On appeal from the remedies award in this case, von Drehle challenges the geographical scope of the district court’s injunction related to the litigation in Arkansas and Ohio federal courts, arguing that the 8th and 6th Circuits’ rulings against Georgia-Pacific render the injunction entered by the district court unduly broad. It also challenges the monetary awards, contending that the district court applied the wrong legal standards for trebling the jury award and for awarding attorney’s fees and prejudgment interest.
Because we agree with von Drehle, we reverse the district court’s judgment in part and vacate and remand in part, with instructions. As to the injunction, we instruct the district court to narrow it to cover only the geographical area of the 4th Circuit.
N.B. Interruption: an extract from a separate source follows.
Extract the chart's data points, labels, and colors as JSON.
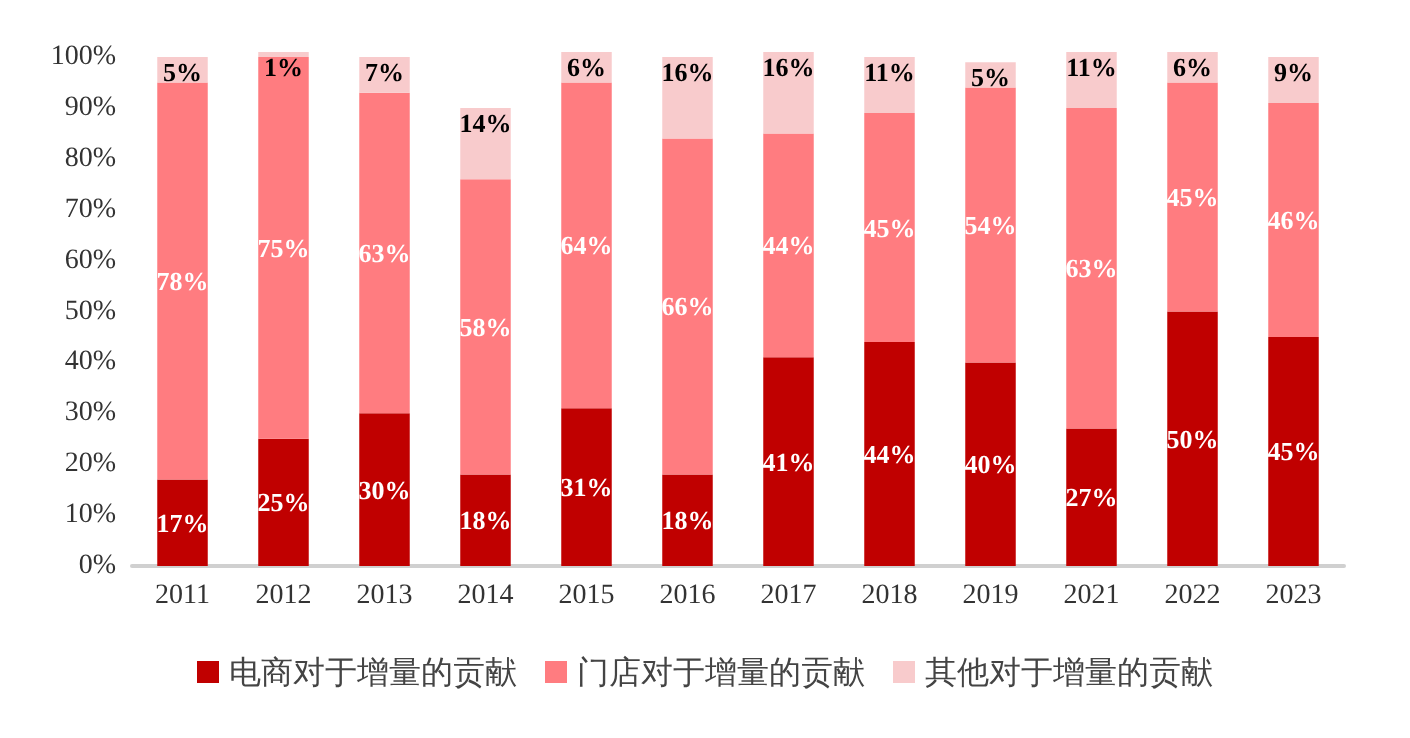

As to the monetary awards, we reverse the treble damages award and instruct the district court to reinstate the jury’s award of $791,431; we vacate the award of attorney’s fees and remand for application of the appropriate standard; and (3) we reverse the award of prejudgment interest.
Concurrence & Dissent
Shedd, J.: I agree with the majority except for its unnecessary restriction of the nationwide injunction entered by the district court in response to von Drehle Corporation’s unlawful actions. Georgia-Pacific is entitled to complete and effective injunctive relief to prevent von Drehle from continuing to infringe on its trademarks. The district court considered the proper factors and concluded that a nationwide injunction is necessary to provide this relief. Because the district court did not abuse its discretion in reaching this conclusion, and because we should accord proper respect to our decision in earlier related litigation, we should affirm the injunction. I concur in part and dissent in part.